A citizen science approach to crowdsource decision-making for a systematic review combining human, animal, and in vitro studies

Article type
Authors
(STARS) S1, Bannach-Brown A2, Borromeo R3, Fogtman A1, Hemmann L1, Lorini G1, Nasser M4, Oeztuerk I5, Roessler F5, Waldherr A1
1European Space Agency (European Astronaut Centre), Cologne, Germany
2CAMARADES Berlin, QUEST Centre, Berlin Institute of Health @ Charité, Berlin, Germany
3University of the Philippines Open University, Manila, Philippines
4University of Plymouth, Plymouth, United Kingdom
5Heinrich Heine University Duesseldorf, Duesseldorf, Germany
Abstract
Background: Crowdsourcing can support the conduct of systematic reviews. However, these approaches mainly encapsulate reviews that include one single type of study design. This project specifically focuses on engaging the public in screening of a dataset that combines 3 study designs: human, animal, and in vitro studies.

Objectives: To (1) pilot the feasibility of assembling a crowdsourcing project to engage citizens of the general public in a highly specialized screening task and (2) validate the training and screening outcomes of this approach. Two research questions were proposed: (1) the effects of ionizing radiation on the central nervous system (CNS) and (2) sex differences in exposure to ionizing radiation (SD).

Methods: Inclusion and exclusion criteria were formatted as a decision tree, mimicking the workflow of a field expert. Volunteers were trained to follow the decision tree. Five training calls were opened; access to the full screening dataset was granted to participants reaching recall >0.8 and specificity >0.4 on a training set of 25 prelabeled abstracts. Spanning the whole project, we built an active community with strong peer support and individualized feedback. The full screening phase is currently ongoing; the 3 groups are moderated in parallel (SD, CNS).

Results: In total, 1,300 citizens expressed their interest in contributing to the project. One hundred twenty participants passed the training stage and actively contribute to the project. From the active trainers, the most common error during the training stage was too low recall (= to harsh exclusion) as we aim at overinclusion at this stage. Intrarater decision-making agreed at >75% showing a stable approach; inter-rater decision-making varied between 50% and 100%. We adapted a new majority vote scheme with a minimum of 5 people agreeing at ≥75%.
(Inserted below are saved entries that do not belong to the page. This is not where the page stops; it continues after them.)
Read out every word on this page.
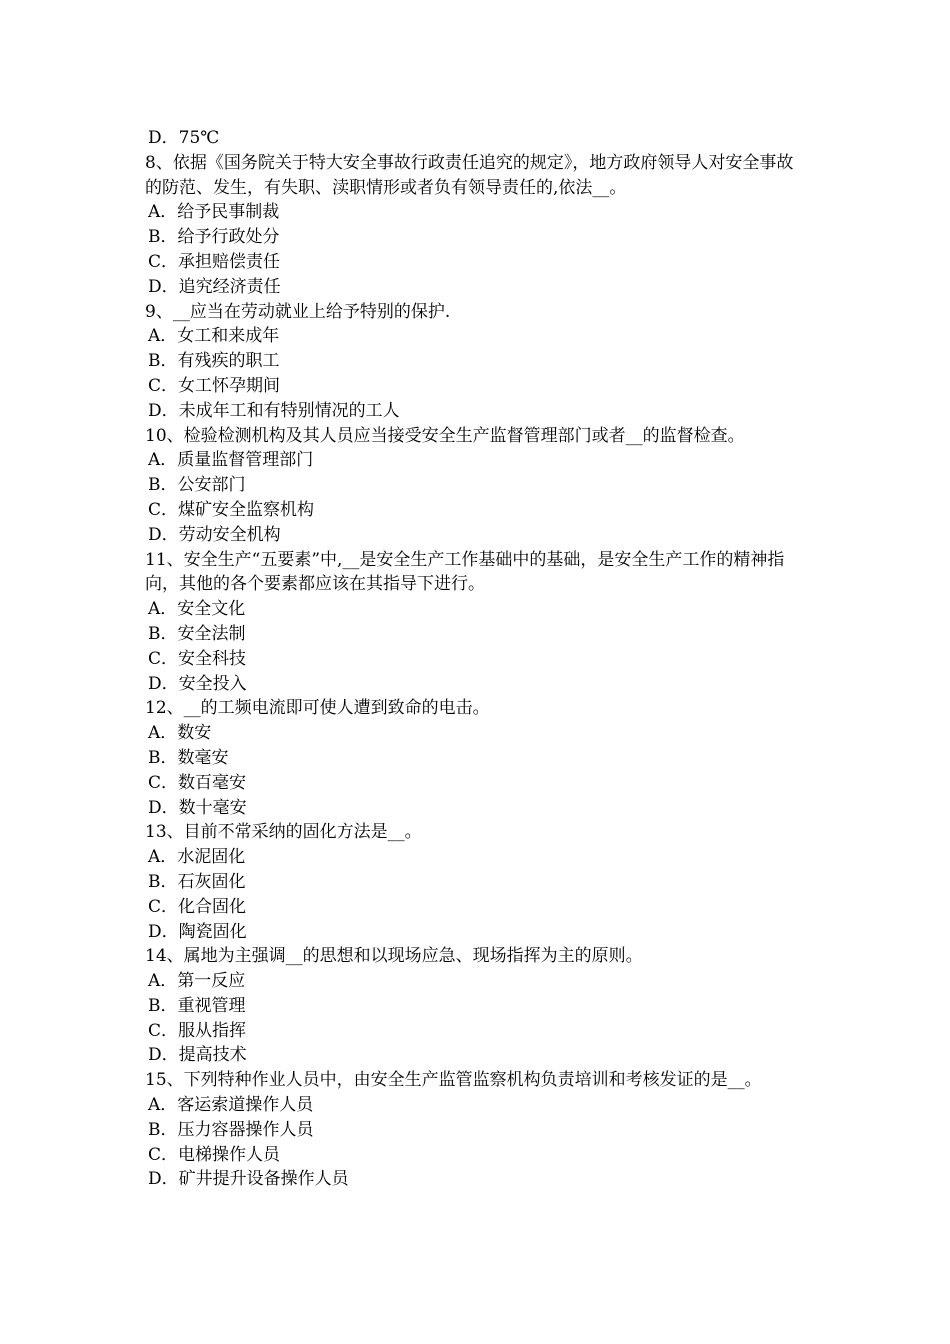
D．75℃

8、依据《国务院关于特大安全事故行政责任追究的规定》，地方政府领导人对安全事故的防范、发生，有失职、渎职情形或者负有领导责任的,依法__。

A．给予民事制裁

B．给予行政处分

C．承担赔偿责任

D．追究经济责任

9、__应当在劳动就业上给予特别的保护.

A．女工和来成年

B．有残疾的职工

C．女工怀孕期间

D．未成年工和有特别情况的工人

10、检验检测机构及其人员应当接受安全生产监督管理部门或者__的监督检查。

A．质量监督管理部门

B．公安部门

C．煤矿安全监察机构

D．劳动安全机构

11、安全生产“五要素”中,__是安全生产工作基础中的基础，是安全生产工作的精神指向，其他的各个要素都应该在其指导下进行。

A．安全文化

B．安全法制

C．安全科技

D．安全投入

12、__的工频电流即可使人遭到致命的电击。

A．数安

B．数毫安

C．数百毫安

D．数十毫安

13、目前不常采纳的固化方法是__。

A．水泥固化

B．石灰固化

C．化合固化

D．陶瓷固化

14、属地为主强调__的思想和以现场应急、现场指挥为主的原则。

A．第一反应

B．重视管理

C．服从指挥

D．提高技术

15、下列特种作业人员中，由安全生产监管监察机构负责培训和考核发证的是__。

A．客运索道操作人员

B．压力容器操作人员

C．电梯操作人员

D．矿井提升设备操作人员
Conclusion: (1) Long project timescales lead to loss of engagement by citizens and (2) scaling toward 3 study types and 51 countries requires a good data conduct combining trainings, stable platform access, and standardized data formats. We showed that a trained general crowd can make decisions comparable to domain experts, and it can be a useful tool to engage the public in conducting complex systematic reviews to address sustainable development goals.